Halaman

19 Nov 2013

Iklan Kejujuran

Hari ini saya menolak lembur, sebab ada seorang teman yang mengadakan hajatan dan saya diundang untuk datang. Sebenarnya kami semua diundang, tapi cuma saya sendiri yang mau menaggapi undangannya itu. Untuk alasannya saya akan cerita di lain kesempatan, Insya Allah..:D . Saya cuma ingin berkata bahwa keputusan saya itu sama sekali tak ada istimewanya. Saya diundang, maka saya datang. Begitu saja.

Dengan menolak lembur, berarti saya terancam rugi sekitar Rp 100.000,-, plus makan malam yang memang sudah dijatah sebagai hak karyawan lembur. Okelah, makan malam saya dapati gantinya karena saya mendatangi resepsi kawinan sang teman. Tapi tetap saja hitungannya merugi, sebab untuk mendatangi pesta itu saya juga mesti membawa kado bukan? Dan itu berarti pengeluaran. Itu merugi, jika kerugian tersebut didefenisikan dari sudut pandang uang.

Beberapa hari belakangan ini, di TL Facebook saya bagian kanan ada iklan atau semacam berita bersponsor dengan cerita tentang seorang polisi yang menolak sogokan. Tak tanggung-tanggung, polisi itu disebut bermental baja karena berani menolak sogokan tersebut. Saya tersinggung dengan sebutan ‘bermental baja’ tersebut. Apa istimewanya? Uang sogokannya pun juga tak besar. Cuma Rp 100.000,- saja. Bandingkan dengan keberanian saya menolak untuk lembur, seperti yang telah saya kabarkan di atas. Mestinya saya juga berhak donk, atas sebutan ‘bermental baja’ tersebut?

Saya tahu pasti bahwa polisi itu penggemar uang, sebab saya juga menggemarinya. Tapi polisi itu juga tahu pasti bahwa uang suap, si penyuap dan si penerima suap itu sama saja bermasalahnya. Ajaran agama dan aturan Negara sama-sama tak merestuinya.

Jadi, kejadian polisi menolak uang suap sungguh suatu yang biasa saja. Sama sekali tak ada istimewanya. Kenapa menjadi luar biasa? Sebab yang biasa itu ternyata berupa sesuatu yang tak biasa, hahaha…. Nah inilah yang bahaya. Kejujuran telah menjadi sesuatu yang istimewa, sebab sudah tak mudah menemukannya. Saya bahkan imajinasikan bahwa akibat kejujurannya itu, Si Polisi justru akan dilabeli sebagai polisi bodoh, sok suci, sok bersih dan sebagainya. Sebutan yang aneh.
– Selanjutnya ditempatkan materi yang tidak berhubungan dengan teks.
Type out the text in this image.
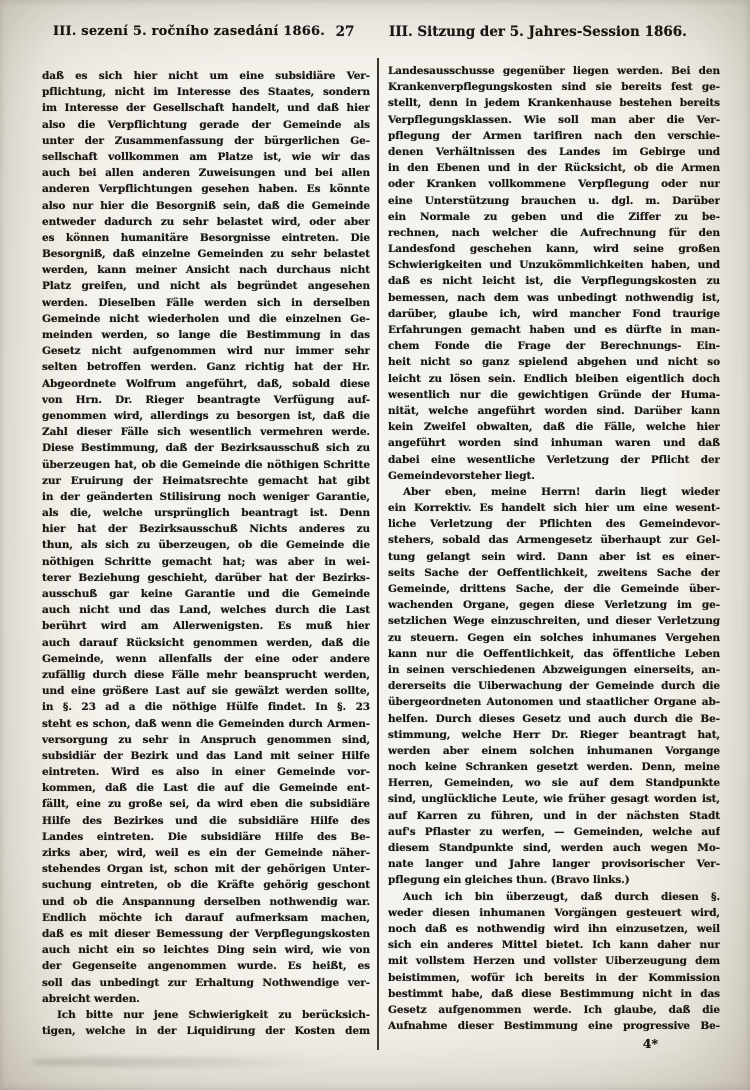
III. sezení 5. ročního zasedání 1866. 27	III. Sitzung der 5. Jahres-Session 1866.
daß es sich hier nicht um eine subsidiäre Ver-
pflichtung, nicht im Interesse des Staates, sondern
im Interesse der Gesellschaft handelt, und daß hier
also die Verpflichtung gerade der Gemeinde als
unter der Zusammenfassung der bürgerlichen Ge-
sellschaft vollkommen am Platze ist, wie wir das
auch bei allen anderen Zuweisungen und bei allen
anderen Verpflichtungen gesehen haben. Es könnte
also nur hier die Besorgniß sein, daß die Gemeinde
entweder dadurch zu sehr belastet wird, oder aber
es können humanitäre Besorgnisse eintreten. Die
Besorgniß, daß einzelne Gemeinden zu sehr belastet
werden, kann meiner Ansicht nach durchaus nicht
Platz greifen, und nicht als begründet angesehen
werden. Dieselben Fälle werden sich in derselben
Gemeinde nicht wiederholen und die einzelnen Ge-
meinden werden, so lange die Bestimmung in das
Gesetz nicht aufgenommen wird nur immer sehr
selten betroffen werden. Ganz richtig hat der Hr.
Abgeordnete Wolfrum angeführt, daß, sobald diese
von Hrn. Dr. Rieger beantragte Verfügung auf-
genommen wird, allerdings zu besorgen ist, daß die
Zahl dieser Fälle sich wesentlich vermehren werde.
Diese Bestimmung, daß der Bezirksausschuß sich zu
überzeugen hat, ob die Gemeinde die nöthigen Schritte
zur Eruirung der Heimatsrechte gemacht hat gibt
in der geänderten Stilisirung noch weniger Garantie,
als die, welche ursprünglich beantragt ist. Denn
hier hat der Bezirksausschuß Nichts anderes zu
thun, als sich zu überzeugen, ob die Gemeinde die
nöthigen Schritte gemacht hat; was aber in wei-
terer Beziehung geschieht, darüber hat der Bezirks-
ausschuß gar keine Garantie und die Gemeinde
auch nicht und das Land, welches durch die Last
berührt wird am Allerwenigsten. Es muß hier
auch darauf Rücksicht genommen werden, daß die
Gemeinde, wenn allenfalls der eine oder andere
zufällig durch diese Fälle mehr beansprucht werden,
und eine größere Last auf sie gewälzt werden sollte,
in §. 23 ad a die nöthige Hülfe findet. In §. 23
steht es schon, daß wenn die Gemeinden durch Armen-
versorgung zu sehr in Anspruch genommen sind,
subsidiär der Bezirk und das Land mit seiner Hilfe
eintreten. Wird es also in einer Gemeinde vor-
kommen, daß die Last die auf die Gemeinde ent-
fällt, eine zu große sei, da wird eben die subsidiäre
Hilfe des Bezirkes und die subsidiäre Hilfe des
Landes eintreten. Die subsidiäre Hilfe des Be-
zirks aber, wird, weil es ein der Gemeinde näher-
stehendes Organ ist, schon mit der gehörigen Unter-
suchung eintreten, ob die Kräfte gehörig geschont
und ob die Anspannung derselben nothwendig war.
Endlich möchte ich darauf aufmerksam machen,
daß es mit dieser Bemessung der Verpflegungskosten
auch nicht ein so leichtes Ding sein wird, wie von
der Gegenseite angenommen wurde. Es heißt, es
soll das unbedingt zur Erhaltung Nothwendige ver-
abreicht werden.
Ich bitte nur jene Schwierigkeit zu berücksich-
tigen, welche in der Liquidirung der Kosten dem
Landesausschusse gegenüber liegen werden. Bei den
Krankenverpflegungskosten sind sie bereits fest ge-
stellt, denn in jedem Krankenhause bestehen bereits
Verpflegungsklassen. Wie soll man aber die Ver-
pflegung der Armen tarifiren nach den verschie-
denen Verhältnissen des Landes im Gebirge und
in den Ebenen und in der Rücksicht, ob die Armen
oder Kranken vollkommene Verpflegung oder nur
eine Unterstützung brauchen u. dgl. m. Darüber
ein Normale zu geben und die Ziffer zu be-
rechnen, nach welcher die Aufrechnung für den
Landesfond geschehen kann, wird seine großen
Schwierigkeiten und Unzukömmlichkeiten haben, und
daß es nicht leicht ist, die Verpflegungskosten zu
bemessen, nach dem was unbedingt nothwendig ist,
darüber, glaube ich, wird mancher Fond traurige
Erfahrungen gemacht haben und es dürfte in man-
chem Fonde die Frage der Berechnungs- Ein-
heit nicht so ganz spielend abgehen und nicht so
leicht zu lösen sein. Endlich bleiben eigentlich doch
wesentlich nur die gewichtigen Gründe der Huma-
nität, welche angeführt worden sind. Darüber kann
kein Zweifel obwalten, daß die Fälle, welche hier
angeführt worden sind inhuman waren und daß
dabei eine wesentliche Verletzung der Pflicht der
Gemeindevorsteher liegt.
Aber eben, meine Herrn! darin liegt wieder
ein Korrektiv. Es handelt sich hier um eine wesent-
liche Verletzung der Pflichten des Gemeindevor-
stehers, sobald das Armengesetz überhaupt zur Gel-
tung gelangt sein wird. Dann aber ist es einer-
seits Sache der Oeffentlichkeit, zweitens Sache der
Gemeinde, drittens Sache, der die Gemeinde über-
wachenden Organe, gegen diese Verletzung im ge-
setzlichen Wege einzuschreiten, und dieser Verletzung
zu steuern. Gegen ein solches inhumanes Vergehen
kann nur die Oeffentlichkeit, das öffentliche Leben
in seinen verschiedenen Abzweigungen einerseits, an-
dererseits die Uiberwachung der Gemeinde durch die
übergeordneten Autonomen und staatlicher Organe ab-
helfen. Durch dieses Gesetz und auch durch die Be-
stimmung, welche Herr Dr. Rieger beantragt hat,
werden aber einem solchen inhumanen Vorgange
noch keine Schranken gesetzt werden. Denn, meine
Herren, Gemeinden, wo sie auf dem Standpunkte
sind, unglückliche Leute, wie früher gesagt worden ist,
auf Karren zu führen, und in der nächsten Stadt
auf's Pflaster zu werfen, — Gemeinden, welche auf
diesem Standpunkte sind, werden auch wegen Mo-
nate langer und Jahre langer provisorischer Ver-
pflegung ein gleiches thun. (Bravo links.)
Auch ich bin überzeugt, daß durch diesen §.
weder diesen inhumanen Vorgängen gesteuert wird,
noch daß es nothwendig wird ihn einzusetzen, weil
sich ein anderes Mittel bietet. Ich kann daher nur
mit vollstem Herzen und vollster Uiberzeugung dem
beistimmen, wofür ich bereits in der Kommission
bestimmt habe, daß diese Bestimmung nicht in das
Gesetz aufgenommen werde. Ich glaube, daß die
Aufnahme dieser Bestimmung eine progressive Be-
4*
Kenapa orang jujur disebut sok suci atau sok bersih? Bahkan tak jarang malah di-‘bully’ sebagai orang bodoh? Itu bukan sok, sebab dia hanya menjalankan apa yang sudah digariskan oleh norma. Yaa norma agama, pun norma social. Bahwa jika sakit, diziarahi. Lapar maka makan atau gatal maka garuk, hahaha…!

Di Amerika, salah satu hari di bulan November ini diabadikan dengan sebutan Dave Tally Day. Sebutan itu merujuk kepada suatu peristiwa seorang pemulung bernama Dave Tally menemukan uang sebesar $3.300 dan mengembalikannya kepada si empunya. Itu sungguh istimewa, sebab tak mudah menemukan orang jujur begitu. Karena istimewa itulah maka hari pada saat kejaadian tersebut diperingati setiap tahun sebagai hari Dave Tally. *Maaf, saya sungguh tak bisa menemukan tanggal kejadian yang akurat, tapi yang pasti bulannya November.

Di Indonesia tak ada suatu tanggal yang diabadikan sebagai satu ‘Hari Kejujuran’ seperti yang di Amerika itu. Mudah-mudahan karena tak perlu, sebab memang tak ada yang istimewa dari suatu kejujuran. Sejak kecil kita sudah dianjurkan untuk jujur, dan memang begitulah seharusnya.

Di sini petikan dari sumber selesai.